Süddeutsche Zeitung

Wohnungspolitik:"Grätsche in letzter Minute"

Steueranreize sollen den Bau günstiger Mietwohnungen ankurbeln. Die eigentlich schon beschlossenen Abschreibungen werden nun vielleicht doch nicht kommen.

Von Peter Blechschmidt

Für die Regierenden der Großen Koalition ist das Vorhaben "besonders eilbedürftig". Ausgerechnet die eigenen Truppen im Parlament aber haben jetzt die Notbremse gezogen. Durch steuerliche Vergünstigungen für Bauherren will die Regierung in Gebieten mit knappem Angebot den Bau günstiger Mietwohnungen ankurbeln. Ende Februar hat die Regierung dem Parlament ihren Gesetzentwurf zugeleitet. Doch kurz vor der entscheidenden Abstimmung im Finanzausschuss des Bundestags stoppte die SPD das Vorhaben.
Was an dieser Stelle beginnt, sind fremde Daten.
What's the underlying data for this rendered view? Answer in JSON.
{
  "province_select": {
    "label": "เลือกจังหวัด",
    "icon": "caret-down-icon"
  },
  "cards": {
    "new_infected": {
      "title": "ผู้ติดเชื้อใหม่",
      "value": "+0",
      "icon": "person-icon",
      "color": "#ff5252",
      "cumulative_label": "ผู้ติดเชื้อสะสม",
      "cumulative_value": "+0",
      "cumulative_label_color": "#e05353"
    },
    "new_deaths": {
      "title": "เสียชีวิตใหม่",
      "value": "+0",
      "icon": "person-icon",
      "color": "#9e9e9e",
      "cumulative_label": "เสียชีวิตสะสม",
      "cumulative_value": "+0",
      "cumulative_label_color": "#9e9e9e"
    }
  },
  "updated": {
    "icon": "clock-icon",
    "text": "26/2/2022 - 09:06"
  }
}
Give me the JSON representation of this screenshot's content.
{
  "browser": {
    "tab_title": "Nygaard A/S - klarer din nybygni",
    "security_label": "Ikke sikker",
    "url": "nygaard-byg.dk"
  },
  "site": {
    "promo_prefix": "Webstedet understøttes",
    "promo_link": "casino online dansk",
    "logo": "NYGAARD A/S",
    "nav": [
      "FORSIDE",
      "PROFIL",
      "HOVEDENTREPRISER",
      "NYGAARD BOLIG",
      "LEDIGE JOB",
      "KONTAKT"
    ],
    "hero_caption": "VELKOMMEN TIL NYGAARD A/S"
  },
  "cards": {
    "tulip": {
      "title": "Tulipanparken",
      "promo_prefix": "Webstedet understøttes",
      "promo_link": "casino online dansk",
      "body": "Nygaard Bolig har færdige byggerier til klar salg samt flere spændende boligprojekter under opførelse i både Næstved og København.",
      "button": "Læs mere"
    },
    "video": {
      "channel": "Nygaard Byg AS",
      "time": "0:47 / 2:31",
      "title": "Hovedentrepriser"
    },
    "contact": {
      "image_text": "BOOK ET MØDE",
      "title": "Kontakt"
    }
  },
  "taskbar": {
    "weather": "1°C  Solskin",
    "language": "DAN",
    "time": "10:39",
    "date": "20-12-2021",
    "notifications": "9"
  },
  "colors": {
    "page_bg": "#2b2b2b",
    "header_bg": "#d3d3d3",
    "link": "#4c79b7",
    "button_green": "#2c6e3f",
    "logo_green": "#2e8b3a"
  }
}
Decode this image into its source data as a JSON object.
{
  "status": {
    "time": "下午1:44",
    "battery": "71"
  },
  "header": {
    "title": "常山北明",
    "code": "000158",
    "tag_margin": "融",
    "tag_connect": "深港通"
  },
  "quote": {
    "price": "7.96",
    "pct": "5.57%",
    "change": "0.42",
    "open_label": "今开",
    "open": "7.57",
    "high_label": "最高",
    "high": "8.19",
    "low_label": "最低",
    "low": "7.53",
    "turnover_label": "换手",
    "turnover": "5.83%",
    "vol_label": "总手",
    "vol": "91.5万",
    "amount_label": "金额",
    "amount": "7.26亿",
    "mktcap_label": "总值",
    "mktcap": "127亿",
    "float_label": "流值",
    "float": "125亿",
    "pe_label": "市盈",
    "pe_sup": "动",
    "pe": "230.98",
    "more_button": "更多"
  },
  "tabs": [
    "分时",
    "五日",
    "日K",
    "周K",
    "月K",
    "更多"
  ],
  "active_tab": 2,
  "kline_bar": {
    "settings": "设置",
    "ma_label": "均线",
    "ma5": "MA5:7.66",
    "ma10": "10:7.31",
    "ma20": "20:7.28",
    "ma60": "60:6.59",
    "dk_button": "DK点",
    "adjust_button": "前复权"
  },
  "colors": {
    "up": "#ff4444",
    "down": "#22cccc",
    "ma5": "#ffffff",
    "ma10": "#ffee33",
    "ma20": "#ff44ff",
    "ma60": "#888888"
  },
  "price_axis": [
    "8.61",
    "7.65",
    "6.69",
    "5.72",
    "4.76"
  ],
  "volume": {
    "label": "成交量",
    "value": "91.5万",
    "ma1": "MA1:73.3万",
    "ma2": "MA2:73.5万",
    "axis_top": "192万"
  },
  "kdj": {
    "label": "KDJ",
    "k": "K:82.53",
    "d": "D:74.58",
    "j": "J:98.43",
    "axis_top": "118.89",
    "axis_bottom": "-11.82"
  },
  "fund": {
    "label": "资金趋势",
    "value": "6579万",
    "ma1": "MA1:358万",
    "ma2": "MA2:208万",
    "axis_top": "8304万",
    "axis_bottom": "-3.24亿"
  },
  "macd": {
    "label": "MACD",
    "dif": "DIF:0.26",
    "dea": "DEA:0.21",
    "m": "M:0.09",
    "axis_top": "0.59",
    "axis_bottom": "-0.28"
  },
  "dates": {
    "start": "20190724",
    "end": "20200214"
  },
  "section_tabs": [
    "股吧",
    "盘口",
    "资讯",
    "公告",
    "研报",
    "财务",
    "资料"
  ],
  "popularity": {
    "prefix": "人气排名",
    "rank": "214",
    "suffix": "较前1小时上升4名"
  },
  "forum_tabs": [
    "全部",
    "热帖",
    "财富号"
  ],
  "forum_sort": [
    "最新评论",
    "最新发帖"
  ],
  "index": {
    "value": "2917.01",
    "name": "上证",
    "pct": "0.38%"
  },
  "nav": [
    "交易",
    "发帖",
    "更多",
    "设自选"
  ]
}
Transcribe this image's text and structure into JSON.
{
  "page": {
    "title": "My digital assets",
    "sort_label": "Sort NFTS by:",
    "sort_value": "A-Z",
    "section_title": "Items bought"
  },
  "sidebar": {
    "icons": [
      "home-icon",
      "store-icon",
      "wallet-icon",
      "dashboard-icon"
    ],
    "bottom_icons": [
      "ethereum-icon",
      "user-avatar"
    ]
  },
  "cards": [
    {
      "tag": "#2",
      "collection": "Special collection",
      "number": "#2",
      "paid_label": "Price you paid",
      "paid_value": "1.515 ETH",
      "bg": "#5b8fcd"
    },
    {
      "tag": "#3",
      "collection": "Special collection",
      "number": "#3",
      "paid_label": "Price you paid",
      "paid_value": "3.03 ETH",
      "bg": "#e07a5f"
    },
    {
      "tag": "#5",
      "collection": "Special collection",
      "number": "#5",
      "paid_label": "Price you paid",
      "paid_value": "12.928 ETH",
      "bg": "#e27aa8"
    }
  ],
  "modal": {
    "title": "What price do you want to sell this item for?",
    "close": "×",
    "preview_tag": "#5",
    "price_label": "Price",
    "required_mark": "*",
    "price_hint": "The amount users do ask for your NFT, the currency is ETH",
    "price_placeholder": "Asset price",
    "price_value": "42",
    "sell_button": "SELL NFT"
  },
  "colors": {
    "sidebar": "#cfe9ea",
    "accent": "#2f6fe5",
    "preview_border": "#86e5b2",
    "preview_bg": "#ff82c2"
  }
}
Angesichts des Wohnungsnotstandes sind sich Politiker und Fachleute einig, dass etwas passieren muss. Im Bundesfinanzministerium erinnerte man sich des legendären Paragrafen 7b des Einkommensteuergesetzes, dank dessen bis 1986 Häuslebauer und Käufer von Eigentumswohnungen die Herstellungskosten ihrer Immobilie zu bevorzugten Konditionen von der Steuer absetzen konnten.

Nun also soll einer neuer Paragraf 7b her, mit dem eine Sonderabschreibung für neu errichtete Mietwohnungen eingeführt würde. So sollen im Jahr der Anschaffung oder der Herstellung sowie im darauf folgenden Jahr jeweils zehn Prozent der Herstellungskosten abgeschrieben werden dürfen, im dritten Jahr noch einmal neun Prozent. Zusammen mit der normalen zweiprozentigen Abschreibung pro Jahr ergibt dies einen Gesamtbetrag von 35 Prozent, der in den ersten drei Jahren nach Fertigstellung oder Kauf von der Steuer abgesetzt werden kann.

Dieses Angebot gilt aber nur unter bestimmten Voraussetzungen. Gefördert werden nur neue Wohnräume in Gebieten "mit angespannter Wohnungslage". Damit sind Städte und Regionen gemeint, in denen bereits eine Mietpreisbremse beziehungsweise eine sogenannte Kappungsgrenze für Mieterhöhungen gelten. Zuständig für die Festlegung solcher Zonen sind die Bundesländer. Außerdem soll die Sonderabschreibung nur bei Neubauten greifen, mit denen in den Jahren 2016 bis 2018 begonnen wird. Dies erklärt, warum es die Regierung mit ihrem Vorhaben so eilig hat.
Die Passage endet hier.